Gathered in Bluefields' central park to start the march were at least 500 people: people from Catholic churches, people from Baptist churches, people from Moravian and Presbyterian and Lutheran churches. There were English-speaking Creole people, Miskito-speaking indigenous people, and Spanish-speaking Mestizo people. There were people of all shapes and colors. Together, we all marched through the streets of Bluefields, clutching palm fronds and celebrating together this special day in the Christian calendar. We sang songs in Spanish and we sang old hymns in English. Priests and pastors read from the Bible first in Spanish and then in English. It was amazing.
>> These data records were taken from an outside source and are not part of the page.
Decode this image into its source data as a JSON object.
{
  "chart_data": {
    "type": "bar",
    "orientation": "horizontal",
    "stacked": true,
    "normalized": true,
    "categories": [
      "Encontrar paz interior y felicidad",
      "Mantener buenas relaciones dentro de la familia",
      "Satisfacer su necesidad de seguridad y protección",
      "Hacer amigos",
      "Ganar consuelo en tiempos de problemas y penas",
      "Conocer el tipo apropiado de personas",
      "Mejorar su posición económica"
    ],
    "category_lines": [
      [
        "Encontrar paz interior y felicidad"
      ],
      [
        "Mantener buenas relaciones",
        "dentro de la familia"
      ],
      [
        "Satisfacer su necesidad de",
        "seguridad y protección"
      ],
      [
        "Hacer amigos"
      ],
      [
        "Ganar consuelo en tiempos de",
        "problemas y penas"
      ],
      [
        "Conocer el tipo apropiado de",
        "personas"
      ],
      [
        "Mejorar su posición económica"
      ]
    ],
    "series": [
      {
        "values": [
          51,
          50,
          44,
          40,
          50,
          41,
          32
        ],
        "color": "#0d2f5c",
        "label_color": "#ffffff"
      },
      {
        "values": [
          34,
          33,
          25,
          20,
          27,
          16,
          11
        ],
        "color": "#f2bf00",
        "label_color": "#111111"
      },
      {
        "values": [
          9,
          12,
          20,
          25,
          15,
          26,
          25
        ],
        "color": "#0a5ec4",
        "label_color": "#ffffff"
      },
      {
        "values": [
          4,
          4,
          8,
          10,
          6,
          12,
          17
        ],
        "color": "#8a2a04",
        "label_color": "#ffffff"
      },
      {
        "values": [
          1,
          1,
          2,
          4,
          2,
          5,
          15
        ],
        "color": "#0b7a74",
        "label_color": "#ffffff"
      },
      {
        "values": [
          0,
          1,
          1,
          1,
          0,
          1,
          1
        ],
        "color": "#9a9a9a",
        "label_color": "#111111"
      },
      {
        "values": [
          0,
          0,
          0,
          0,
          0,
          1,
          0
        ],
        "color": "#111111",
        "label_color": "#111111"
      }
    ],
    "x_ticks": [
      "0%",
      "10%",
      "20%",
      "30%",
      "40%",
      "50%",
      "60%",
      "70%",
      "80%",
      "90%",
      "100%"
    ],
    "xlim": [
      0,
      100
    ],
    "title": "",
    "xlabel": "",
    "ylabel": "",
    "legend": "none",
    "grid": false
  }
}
No where else in Nicaragua – or maybe even the world – have I encountered such a perfect, peaceful, balancing act of so many different religious beliefs and cultural heritages. (In San Nicolas, the Evangelicals and Catholics, the only two religious groups that really exist, are constantly at each other's throats; nothing like this would ever happen here.)

I have to admit; part of my love affair with the Atlantic Coast was also food-induced. There is a whole different cuisine on this side of Nicaragua, based much more on seafood and coconut than on corn. During our week on the East Coast, I probably ate at least five loaves of coconut bread, a delicious springy yeast bread made with coconut milk. And then there was the pati, a spicy dumpling with a mixture of meat and beans on the inside, and the ginger beer and the “soda cakes,” or ginger cookies. We met a woman one day named Emmalina who explained to us the secrets of making coconut oil. Even the food on the Atlantic Coast reflects the diversity of the area.

I realized that I often still feel like an outsider in San Nicolas. As a gringa, I am certainly an outsider with power and privilege, but that doesn't stop the little kids on the buses from staring at me. So during this holy week, it felt good to be in a place where people are so open, where diversity is the norm, where I fit in because of, rather than in spite of, my difference.